— Что, кроты завелись? — с пониманием спросил Вадим.
— Если говорить точнее, восемь месяцев назад ассасины и тамплиеры прекратили свое существование.
Алекс посмотрел вдаль. Его глаза, голубые, как небо, казались пустыми. Вадим видел уже такое, и его передернуло. После проекта, куда его записали в мореходке, у всех, кто выжил, были такие вот глаза.
— И что теперь? Вроде как анархия?
— Теперь есть только Созидатели. Либо подчиняйся им, либо они тебя уничтожат.
— И, похоже, ты не ищешь легких путей, да?
Алекс криво усмехнулся и, скомкав стаканчик, выбросил его в урну.
— Едем. Нужно торопиться.
Когда они сели в фургон, Вадим спросил о том, что ему было неприятнее всего. Воспоминания снова заставили ощутить собственное безумие.
— Так что они со мной сделали, а? Зачем?
— Остановить Созидателей почти невозможно, — ответил Алекс, выруливая на трассу. — Есть один шанс, но он очень мал.
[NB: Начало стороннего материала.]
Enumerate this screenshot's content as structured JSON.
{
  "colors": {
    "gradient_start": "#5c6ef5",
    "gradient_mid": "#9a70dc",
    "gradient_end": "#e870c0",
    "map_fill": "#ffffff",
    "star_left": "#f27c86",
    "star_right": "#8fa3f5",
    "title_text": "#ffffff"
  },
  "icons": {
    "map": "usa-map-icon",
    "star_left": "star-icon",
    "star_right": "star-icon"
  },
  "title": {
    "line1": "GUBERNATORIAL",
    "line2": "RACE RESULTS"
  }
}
Некий артефакт, который они ищут. Я не знаю, что это, но, по слухам, он еще не найден. Что-то, обладающее невероятной силой.
— Оружие, что ли?
— Возможно. Химическое, ядерное, электронное. Мне неизвестно. Но если мы найдем его первыми, у нас появится преимущество. Если же они опередят нас, то проиграет все человечество.
— Звучит очень круто. И ты крутой, как Рембо или Чак Норрис. Но кто с ними воюет? Сколько вас?!
Алекс хмыкнул, но не ответил, и Вадим с ужасом предположил самое страшное:
— Нас что, двое? Это ты меня втянул в вашу заварушку?
— Нас несколько больше. И я тебя не втягивал. Так случилось, что ты — ключ к разгадке. Вернее — твоя память. То, что было с тобой, та девочка из видений. Это — ключ.
Вадим испытал тошноту и посмотрел в окно. Лучше бы это действительно были делишки КГБ. Чокнутый парень, уроды, накачавшие его наркотой, сказка о каких-то братствах и орденах. К черту!
Двумя неделями ранее. Сирия. Багдад
Войны оставляют шрамы на телах людей и городов. Среди новых, блестящих чистыми стеклами витрин часто можно было встретить заколоченные досками провалы, а на отделке еще виднелись темные следы копоти. Лишь иногда попадаются окна без решеток, а прохожие вздрагивают, если вдруг услышат громкий хлопок, издаваемый автомобилем. Никто уже не помнит имя победителя, но каждый хранит в памяти и оплакивает погибших.
В одной из квартир, опустевшей несколько лет назад и теперь сдаваемой в аренду смышлеными соседями, сидели двое. Они молча смотрели в окно. Всё, что можно сказать, было сказано.
Алекс поднимался по лестнице, придерживая в правом рукаве нож. Левую он держал в глубоком кармане, зажав рукоять пистолета. Послание, которое он получил, могло быть подделкой. Возможно, он шел в ловушку, но не прийти — было еще большей глупостью, чем явиться. Риск в обоих случаях слишком велик. Но разве можно говорить о риске, если все, что было ценного в его жизни, растоптано в пыль?